My reading of Section 2(2) of Act 346 is that the same cannot affect the manner in which a Muslim testator draws the terms of how his or her estate is to be distributed (as per will). That is outside the scope of Act 346.
That said, Act 346 remains central as a statutory reference point for the determination of what constitutes a valid will, and that should not be dependent on the religious affinity of the testator (the person who writes the will). It should, and must apply to all wills required for proof in the Civil High Court without any exceptions.
And by the dictates of the Federal Constitution [item 4(e)(i), 9th Schedule] read in consonance with Section 3 of the Courts of Judicature Act 1964, the process to extract probate, should, at the very least, be uniform in Peninsular Malaysia.
So, that process, in which a will is brought to proof at the Shah Alam Civil High Court should mirror with the Kuala Lumpur Civil High Court, and every other Civil High Court in Peninsular Malaysia. For the record, it was only as recent as April 19 this year that I obtained probate arising from a Muslim will at the Kuala Lumpur Civil High Court. This is proof enough for me that the Shah Alam Registrars have gone rogue.
It is important to also bear in mind here that no Syariah High Court in Peninsular Malaysia can issue probates for Muslim estates, and until the Federal Constitution is amended to state otherwise, the Civil High Court remains the sole forum in that regard.
The Syariah High Court can however (as in the state of Selangor, and most probably throughout the Federation) provide means to which a Muslim will can be verified – i.e. whether it is valid from an Islamic perspective. Even then, that process is not statutorily mandated as a precondition to a Muslim will’s validity but only becomes a possible legal recourse in the event there is a dispute over same by any party, usually, by the deceased’s heirs and no other (Rule 23, Part IX, Muslim Wills Management Rules 2008)(Selangor).

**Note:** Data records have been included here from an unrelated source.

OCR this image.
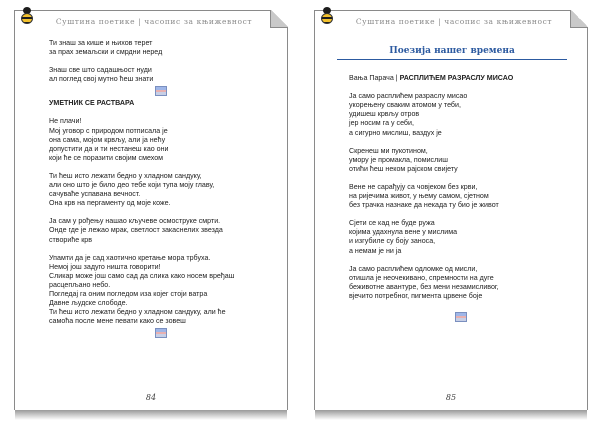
Суштина поетике | часопис за књижевност
Ти знаш за кише и њихов терет
за прах земаљски и смрдни неред
Знаш све што садашњост нуди
ал поглед свој мутно ћеш знати
УМЕТНИК СЕ РАСТВАРА
Не плачи!
Мој уговор с природом потписала је
она сама, мојом крвљу, али ја нећу
допустити да и ти нестанеш као они
који ће се поразити својим смехом
Ти ћеш исто лежати бедно у хладном сандуку,
али оно што је било део тебе који тупа мојy главу,
сачуваће успавана вечност.
Она крв на пергаменту од моје коже.
Ја сам у рођењу нашао кључеве осмоструке смрти.
Онде где је лежао мрак, светлост закаснелих звезда
створиће крв
Упамти да је сад хаотично кретање мора трбуха.
Немој још задуго ништа говорити!
Сликар може још само сад да слика како носем вређаш
расцепљано небо.
Погледај га оним погледом иза којег стоји ватра
Давне људске слободе.
Ти ћеш исто лежати бедно у хладном сандуку, али ће
самоћа после мене певати како се зовеш
84
Суштина поетике | часопис за књижевност
Поезија нашег времена
Вања Парача | РАСПЛИЋЕМ РАЗРАСЛУ МИСАО
Ја само расплићем разраслу мисао
укорењену сваким атомом у теби,
удишеш крвљу отров
јер носим га у себи,
а сигурно мислиш, ваздух је
Скренеш ми пукотином,
умору је промакла, помислиш
отићи ћеш неком рајском свијету
Вене не сарађују са човјеком без крви,
на ријечима живот, у њему самом, сјетном
без трачка назнаке да некада ту био је живот
Сјети се кад не буде ружа
којима удахнула вене у мислима
и изгубиле су бoју заноса,
а немам је ни ја
Ја само расплићем одломке од мисли,
отишла је неочекивано, спремности на дуге
беживотне авантуре, без мени незамисливог,
вјечито потребног, пигмента црвене боје
85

In consequence thereto, if there is no contention by the deceased’s heirs, it behoves not for any Civil High Court Registrar to question the validity of a Muslim will with the exception of matters pertaining to Act 346 pre-conditions.
If the Shah Alam Registrars were to take upon themselves to compel any applicant for probate to verify first the validity of a Muslim will before allowing the probate application proper to take motion, they would, as a matter of fact and law, be encroaching into the domain of Syariah Courts, which they are clearly prohibited from doing, pursuant to Article 121(1A) of the Federal Constitution.
At the end of the day, I really hope this piece will reach the ears of the Shah Alam Registrars, and they in turn, will stop imaginatively trying to expound on matters which are already settled in law, and as important, refraining from deliberating over matters that are outside their purview.
However this goes, it is perhaps safe for me to say for the moment at least, that I have resigned not to park my car anywhere within the Shah Alam Civil High Court premises.
This is the personal opinion of the writer and does not necessarily represent the views of Twentytwo13.